There’s a lot of doubt

Published 7:50 pm Monday, August 25, 2014

EDITORIAL_140826 WEB

 

This week a North Carolina Superior Court judge struck a blow against a General Assembly plan to use $10 million dollars for school vouchers, funding scholarships to underprivileged children to attend private schools in the state. The $10 million would fund approximately 2,400 students, at a maximum of $4,200 each.

According to the majority-GOP legislature, school vouchers offer children from low-income families an opportunity to get a better education at private schools —especially those who believe that public schools have failed to provide a good education. No doubt that might be the case for some.

Judge Robert Hobgood put a kibosh on the voucher program, leaving lots of children in classroom where they may not be able to finish the year and lots of parents scrambling to figure out how to pay tuition for the school year that’s already started.

While that may be unfortunate for those children and families, Hobgood’s ruling shines a spotlight on a few problems with the school voucher issue.

Private schools don’t have to meet public school regulations, nor do they have to give state exams. There would be minimal oversight of how well voucher students were doing in their new school environment — whether they were flourishing or failing — and there’s no state law that requires the staff to teach voucher students anything at all, according to Hobgood. There’s no doubt that any program needs oversight, simply to tell whether it’s working or not.

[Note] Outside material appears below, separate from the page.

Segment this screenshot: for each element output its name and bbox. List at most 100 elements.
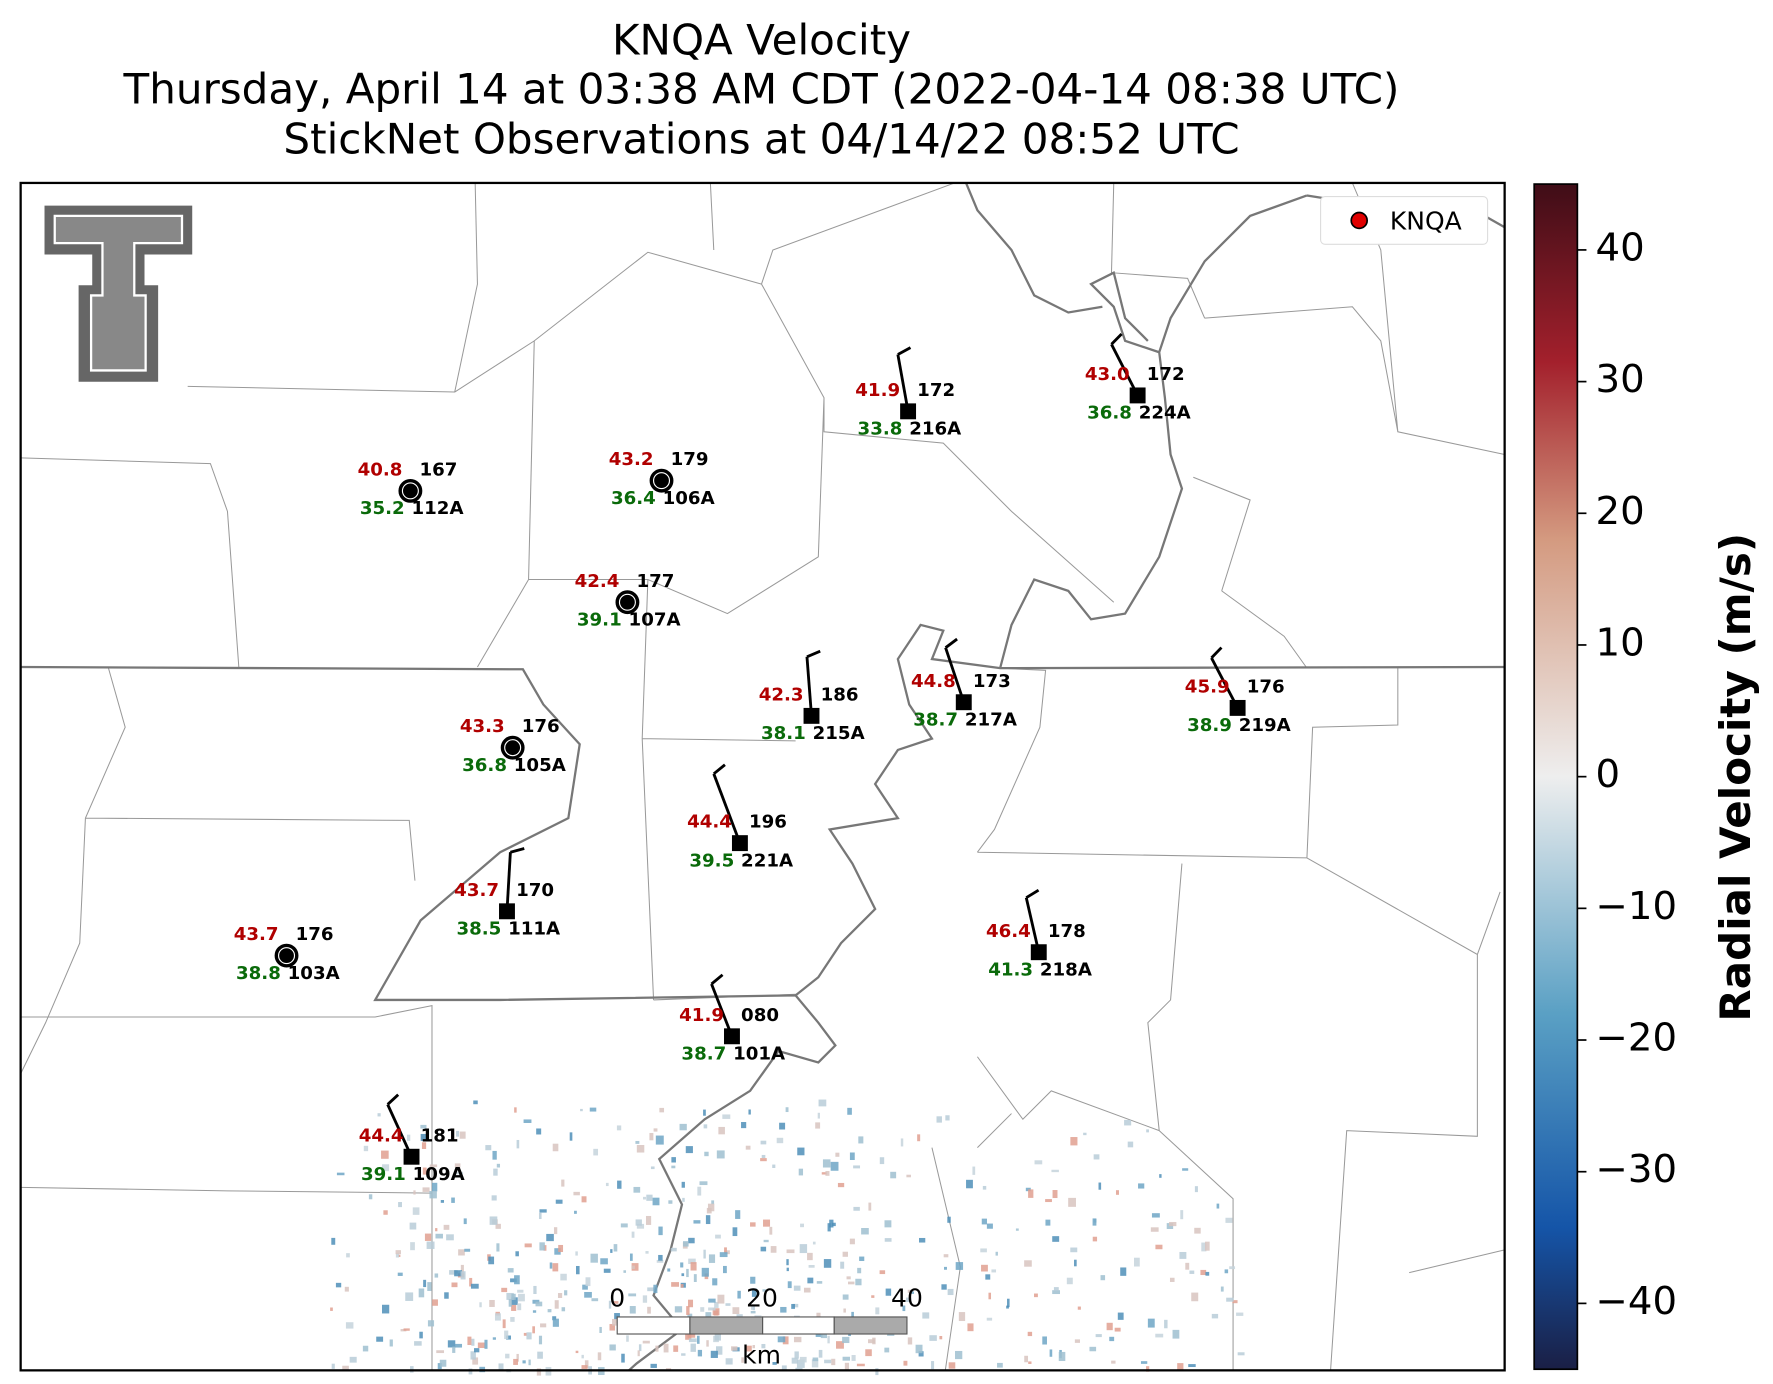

North Carolina parents who applied for school vouchers were allowed to make top picks of schools where they’d prefer to send their children. It’s unsurprising that the majority of schools requested were religious schools. Two of the top three schools picked were Greensboro Islamic Academy and Al-Inman School in Raleigh. There’s no doubt that many of the same people who would support a taxpayer-funded Christian education for some students would object heartily to taxpayer money funding Islamic schools for others. There’s also no doubt the taxpaying atheists among us would object to funding either.

Last spring, at a North Carolina Association of Educators-hosted forum held at Washington High School, one of the candidates in the upcoming election brought up another point about the voucher system: there are private schools operating in North Carolina that are based out of state. The money they would receive from the legislature to send a voucher scholarship student to those schools would be funneled directly out of state, he said. There’s no doubt that North Carolinians aren’t too anxious to allow their tax dollars out of state to line the pockets of private-school owners.

There’s no doubt also that the voucher system has some real problems that aren’t as easily summed up as the phrase “Opportunity Scholarships.”